Adson Moreira de Menezes
Nascimento - 07/07/1971 | Nome da mãe - Sandra Maria Moreira de Menezes
Em uma noite qualquer do primeiro semestre do ano de 2005, Adson Moreira de Menezes chega esbaforido na Faculdade Dois de Julho, bairro do Garcia, em Salvador. Vinha do Centro Histórico, onde havia deixado os mantimentos para o restaurante que administrava com a mãe. Adson vivia com pressa. Naquele dia, chegou a tempo para a aula no curso de Direito. Antes de entrar na sala, ainda encontrou com seu grupo de amigos preferidos: Américo, Paulo e Edilene. Foi quando, pela primeira vez, Américo fez uma brincadeira: “Eu sempre fazia uma piada com ele. Dizia: ‘Êta, esse Adson parece que veio fugido de um daqueles morros cariocas. Correu da polícia e veio parar aqui na Bahia. Só vive correndo!’. Hoje, é muito louco saber que essa brincadeira se tornou real”, contou ao CORREIO Antônio Américo Prates Fontenelle, 61 anos, um dos colegas que colou grau com Adson, em março de 2010. “Um cara trabalhador, tranquilo e prestativo. Adson era isso! Não tenho nada de negativo para falar dele”, garante Américo. O colega mal sabia que conhecera apenas a persona benquista, apenas um lado da moeda de faces opostas. O outro lado revelava a verdade que havia por trás da brincadeira inofensiva. Adson sequer era Adson. Provavelmente dois anos antes daquela piada (ou seria presságio) ser proferida pela primeira vez, o então Anderson Luiz Moreira da Costa chegava na Bahia fugido da polícia do Rio. Uma certidão de nascimento com data de emissão do ano anterior, em 2002, foi emitida em nome de Adson Moreira de Menezes em uma repartição pública de Salvador.

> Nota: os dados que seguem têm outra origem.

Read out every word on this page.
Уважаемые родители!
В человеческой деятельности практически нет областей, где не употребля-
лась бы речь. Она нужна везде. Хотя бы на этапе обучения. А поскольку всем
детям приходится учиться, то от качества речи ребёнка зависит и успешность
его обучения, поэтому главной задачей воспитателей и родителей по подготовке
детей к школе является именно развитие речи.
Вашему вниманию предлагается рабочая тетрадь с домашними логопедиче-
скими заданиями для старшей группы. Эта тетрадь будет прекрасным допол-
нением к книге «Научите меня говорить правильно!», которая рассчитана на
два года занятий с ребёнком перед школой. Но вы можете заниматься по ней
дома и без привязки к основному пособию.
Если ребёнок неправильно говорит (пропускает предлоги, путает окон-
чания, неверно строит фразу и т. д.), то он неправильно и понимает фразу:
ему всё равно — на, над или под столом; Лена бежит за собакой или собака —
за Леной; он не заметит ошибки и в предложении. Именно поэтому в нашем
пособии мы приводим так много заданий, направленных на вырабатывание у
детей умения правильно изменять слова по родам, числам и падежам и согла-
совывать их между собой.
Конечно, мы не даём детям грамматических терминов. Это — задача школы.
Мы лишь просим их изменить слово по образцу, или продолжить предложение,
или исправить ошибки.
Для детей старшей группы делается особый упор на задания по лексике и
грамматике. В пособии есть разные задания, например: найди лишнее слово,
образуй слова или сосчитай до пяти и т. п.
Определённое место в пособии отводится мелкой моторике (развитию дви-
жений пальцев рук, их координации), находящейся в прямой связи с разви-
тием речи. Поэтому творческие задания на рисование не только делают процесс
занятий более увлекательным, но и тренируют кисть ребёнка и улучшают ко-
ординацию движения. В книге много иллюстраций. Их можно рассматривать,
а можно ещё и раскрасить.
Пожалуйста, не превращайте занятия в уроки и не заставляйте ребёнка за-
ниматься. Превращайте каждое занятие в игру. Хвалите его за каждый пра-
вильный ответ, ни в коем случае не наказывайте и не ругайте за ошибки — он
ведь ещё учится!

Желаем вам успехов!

O CORREIO descobriu o local exato em que a certidão foi feita. No caso, o Cartório de Registro Civil de Nazaré, bairro homônimo, bem em frente ao prédio do Ministério Público do Estado da Bahia (MP-BA). A reportagem apurou com funcionários do Departamento de Polícia Técnica (DPT) que o documento consta no Livro A-65, Folha 065 do Registro 113.809. A certidão de nascimento teria sido expedida no dia 15 de janeiro daquele ano (ver foto). O curioso é que no ano seguinte, em 2003, Adson chegou a ser preso no Rio de Janeiro ainda como Anderson. Após ser solto, fugiu de vez. Não se sabe exatamente quando Adson veio para a Bahia. Mas, ao que tudo indica, já com a nova certidão emitida em 2002, chegou aqui entre o final de 2003 e o início de 2004.
Com o documento, o “recém-nascido” Adson conseguiria enganar diversas instituições: o próprio DPT (órgão da Secretaria da Segurança Pública da Bahia), a Faculdade Dois de Julho, o Departamento Nacional de Trânsito (Detran) e até a Ordem dos Advogados do Brasil, seção Bahia (OAB-BA). No Instituto de Identificação Pedro Mello, que funciona no DPT, Adson fez um novo Registro Geral (RG) onde constam o nome de sua mãe com um sobrenome a mais (de Sandra Maria Moreira para Sandra Maria Moreira de Menezes), o número do registro (13226457-95), o CPF (015.643.925-54) e a sua data de nascimento modificada (07/07/1971). A certidão de Anderson apontava o seu nascimento em 23/09/1970.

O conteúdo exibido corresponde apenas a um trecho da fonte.